Собрание сочинений. Т.1. Фарт. Товарищ Анна
Шрифт:
«Снять ящик?.. Пожалуй, нельзя. Ждать до утра — долго».
Ему захотелось домой, в артель. Он вдруг почувствовал себя совсем никудышным.
В домике Уварова уже темно. Эвенк долго в нерешительности ходил кругом, но все-таки подошел к двери, поцарапался легонько, потом сильнее. За дверью послышались грузные, твердые шаги. Крючок звякнул, дверь распахнулась. Уваров, странно большой, в белом, стоял у порога.
— Что? — спросил он. — Чего тебе не спится? Или опять передумал?
— Передумал, — тихонько сказал Кирик. — Однако
— Ну, беда-а! — Уваров полусердито рассмеялся. — Заходи в горницу. Аа-я-яй! — шумно зевнул он, включая настольную лампу.
С минуту он смотрел на эвенка теплым, сонным взглядом, потом вытащил из-под постели запасной тюфяк, постелил его на жестком диванчике, кинул в изголовье полушубок.
— Давай ложись и спи. Понял? Никаких больше разговоров сегодня на эту тему! Ты и меня совсем закружил…
— Тогда я пойду, однако…
— Не-ет! Никуда ты, однако, не пойдешь. Я тебе не мальчик всю ночь бегать открывать да закрывать. Я ведь тоже за день-то натопаюсь…
Уваров подождал, пока Кирик стянул торбаса и неловко улегся на диванчике, но, когда лег сам, сказал ясным, мягким и добрым голосом:
— Я тебя, браток, понимаю… Вопрос в жизни серьезный. В таких случаях человек обязательно сомневается. Все мы немножко чудаки: есть что-нибудь одно — берешь и доволен, дай на выбор — и не сообразишь, за что ухватиться.

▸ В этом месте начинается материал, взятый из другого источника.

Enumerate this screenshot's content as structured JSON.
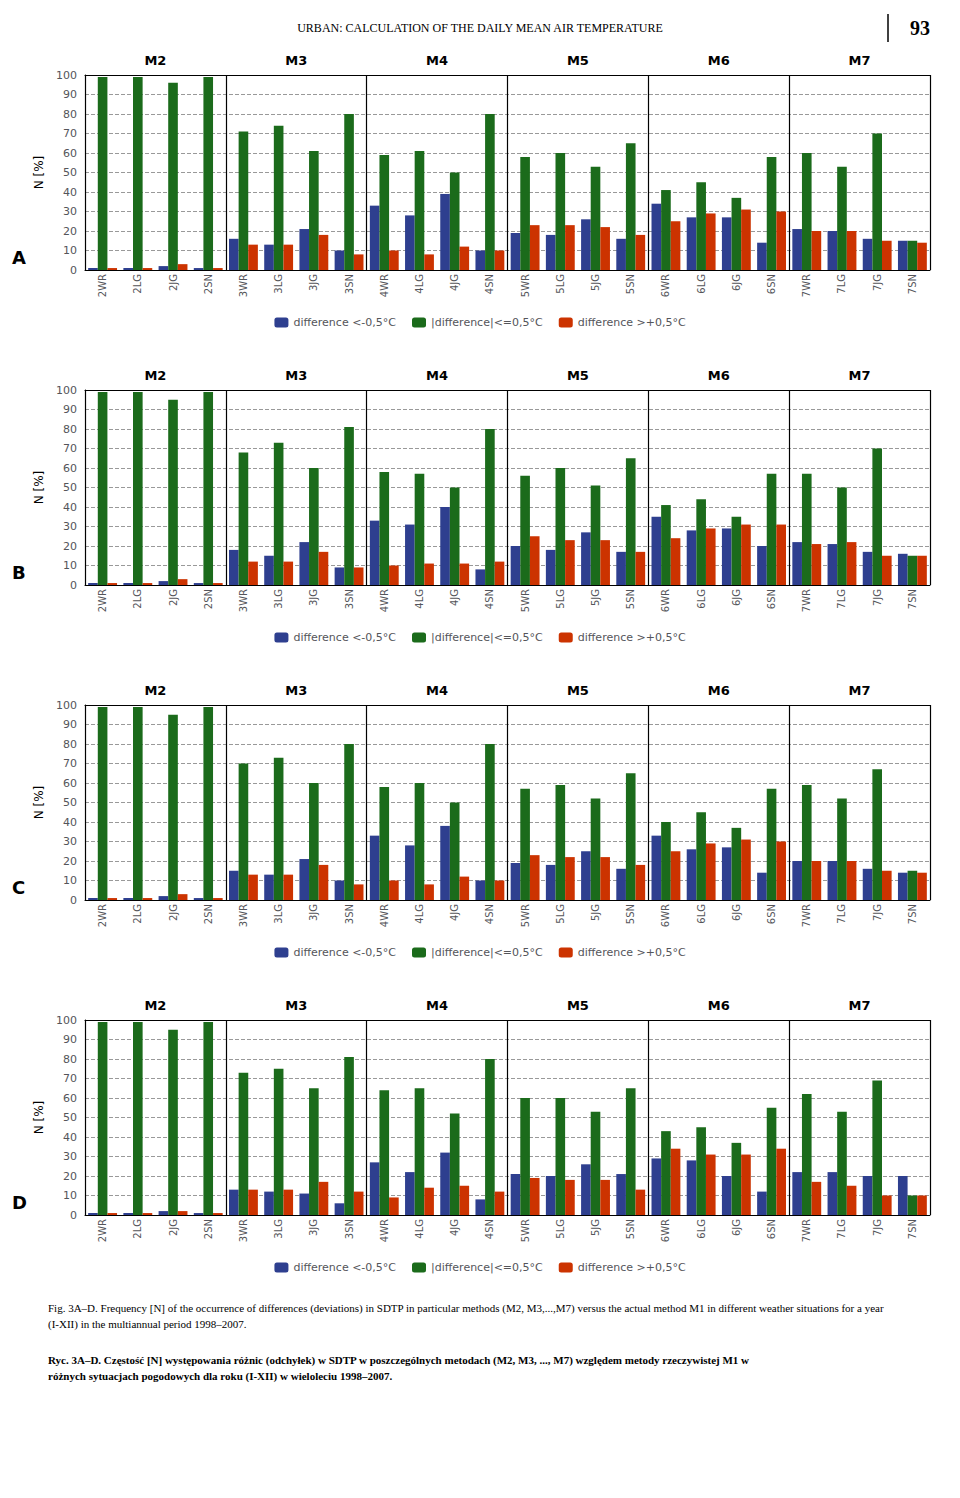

Уваров замолчал, и Кирик, тотчас услышав его ровное дыхание, понял, что самый главный на прииске партийный товарищ уснул, и сам успокоился от близости этого сильного человека. Но и утишив свое волнение, он еще долго не мог отделаться от всяких трудных мыслей. Его беспокоило даже то, отчего ему так ловко лежать на высокой скамейке. Он вспомнил гладкие руки Валентины, уснувшие, как дикие голуби, на плече Андрея Подосенова, кудри их, темные, светлые, перепутанные сном и любовью, и вспышку страшного гнева, вызванную рассказом об этом, на лице Анны. Еще Кирик вспомнил редьку-турнепсу, подаренную им Ковбе, и большой хлеб, положенный в его вьюк стариком. Хлеб был круглый, теплый, румяный, как солнце.

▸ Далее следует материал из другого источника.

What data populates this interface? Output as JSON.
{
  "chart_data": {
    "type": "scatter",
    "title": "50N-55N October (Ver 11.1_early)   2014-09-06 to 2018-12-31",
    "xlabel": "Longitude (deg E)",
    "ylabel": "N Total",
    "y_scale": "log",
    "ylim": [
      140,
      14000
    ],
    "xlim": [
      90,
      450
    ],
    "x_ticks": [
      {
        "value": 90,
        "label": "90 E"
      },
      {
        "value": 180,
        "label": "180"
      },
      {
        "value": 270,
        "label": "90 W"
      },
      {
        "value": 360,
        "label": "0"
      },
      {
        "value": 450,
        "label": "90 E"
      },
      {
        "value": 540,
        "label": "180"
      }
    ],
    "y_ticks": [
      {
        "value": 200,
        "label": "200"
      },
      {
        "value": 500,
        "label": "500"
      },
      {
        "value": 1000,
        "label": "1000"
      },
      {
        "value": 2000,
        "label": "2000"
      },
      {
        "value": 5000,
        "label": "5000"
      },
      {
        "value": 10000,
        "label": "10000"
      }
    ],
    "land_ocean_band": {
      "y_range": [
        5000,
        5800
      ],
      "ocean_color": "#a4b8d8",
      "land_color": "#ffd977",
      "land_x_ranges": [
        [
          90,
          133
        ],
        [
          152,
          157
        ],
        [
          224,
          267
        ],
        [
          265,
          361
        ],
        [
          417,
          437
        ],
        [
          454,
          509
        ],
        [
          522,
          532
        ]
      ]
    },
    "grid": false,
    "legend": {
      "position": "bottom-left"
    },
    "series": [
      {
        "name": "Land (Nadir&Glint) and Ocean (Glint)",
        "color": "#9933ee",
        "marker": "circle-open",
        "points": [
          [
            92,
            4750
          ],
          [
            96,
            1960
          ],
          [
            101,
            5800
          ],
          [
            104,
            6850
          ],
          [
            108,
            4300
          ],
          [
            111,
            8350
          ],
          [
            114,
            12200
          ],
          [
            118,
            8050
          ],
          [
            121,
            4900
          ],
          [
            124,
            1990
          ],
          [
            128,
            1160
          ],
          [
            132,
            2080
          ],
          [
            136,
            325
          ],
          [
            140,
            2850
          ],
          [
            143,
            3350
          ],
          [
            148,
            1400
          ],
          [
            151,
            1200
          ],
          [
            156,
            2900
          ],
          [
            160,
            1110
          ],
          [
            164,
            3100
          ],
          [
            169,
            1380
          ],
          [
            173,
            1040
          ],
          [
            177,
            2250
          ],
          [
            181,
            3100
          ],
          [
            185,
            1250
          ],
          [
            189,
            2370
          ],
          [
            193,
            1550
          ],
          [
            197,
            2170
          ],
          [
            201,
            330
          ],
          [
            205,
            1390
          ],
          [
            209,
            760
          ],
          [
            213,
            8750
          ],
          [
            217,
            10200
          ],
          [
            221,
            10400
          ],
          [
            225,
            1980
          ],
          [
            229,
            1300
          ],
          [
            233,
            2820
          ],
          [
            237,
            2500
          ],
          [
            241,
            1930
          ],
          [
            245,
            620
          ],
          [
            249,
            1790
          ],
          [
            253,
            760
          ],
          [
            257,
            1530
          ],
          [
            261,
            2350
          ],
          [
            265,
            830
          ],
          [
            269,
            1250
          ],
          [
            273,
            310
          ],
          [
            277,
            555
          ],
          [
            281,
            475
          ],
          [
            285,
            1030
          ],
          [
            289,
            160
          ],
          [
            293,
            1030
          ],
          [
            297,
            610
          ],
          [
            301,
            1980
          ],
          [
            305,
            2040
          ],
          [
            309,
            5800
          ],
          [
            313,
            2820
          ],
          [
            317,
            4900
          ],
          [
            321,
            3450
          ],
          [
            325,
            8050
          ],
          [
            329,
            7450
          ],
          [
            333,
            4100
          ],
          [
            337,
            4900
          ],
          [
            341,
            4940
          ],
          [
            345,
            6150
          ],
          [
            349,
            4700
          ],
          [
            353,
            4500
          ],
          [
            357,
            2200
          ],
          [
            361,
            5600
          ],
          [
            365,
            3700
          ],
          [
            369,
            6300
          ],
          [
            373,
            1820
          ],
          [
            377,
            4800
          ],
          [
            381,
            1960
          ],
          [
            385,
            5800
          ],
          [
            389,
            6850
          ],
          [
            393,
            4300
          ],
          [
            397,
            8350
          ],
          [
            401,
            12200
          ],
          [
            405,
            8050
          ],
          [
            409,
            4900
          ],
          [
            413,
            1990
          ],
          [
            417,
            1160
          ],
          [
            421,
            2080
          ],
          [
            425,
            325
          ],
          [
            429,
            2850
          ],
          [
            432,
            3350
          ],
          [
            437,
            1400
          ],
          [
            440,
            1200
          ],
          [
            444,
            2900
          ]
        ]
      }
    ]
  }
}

— На дорожку, — сказал старик Ковба.
Эвенк взял булку, прислонил к своему лицу, вдыхая теперь уже привычный запах хлеба, потом поднял ее обеими руками и, любуясь ею, промолвил по-эвенкийски:
— Какое счастье, что есть на земле хлеб!
— Иначе я не мог…
Валентина молчала, опустив голову, нервно теребила снятую с руки замшевую перчатку. Она и Андрей сидели в уютной прибрежной котловине, обросшей по краю кустами жимолости и шиповника.
— Неужели ты не понимаешь, как мне тяжело!
Валентина еще ниже опустила голову, пряча лицо, но Андрей увидел, привлеченный движениями ее рук, перчатку, которую она теребила, и то, что вспыхивало светлым блеском и тут же расплывалось пятнами на желтой замше: Саенко плакала.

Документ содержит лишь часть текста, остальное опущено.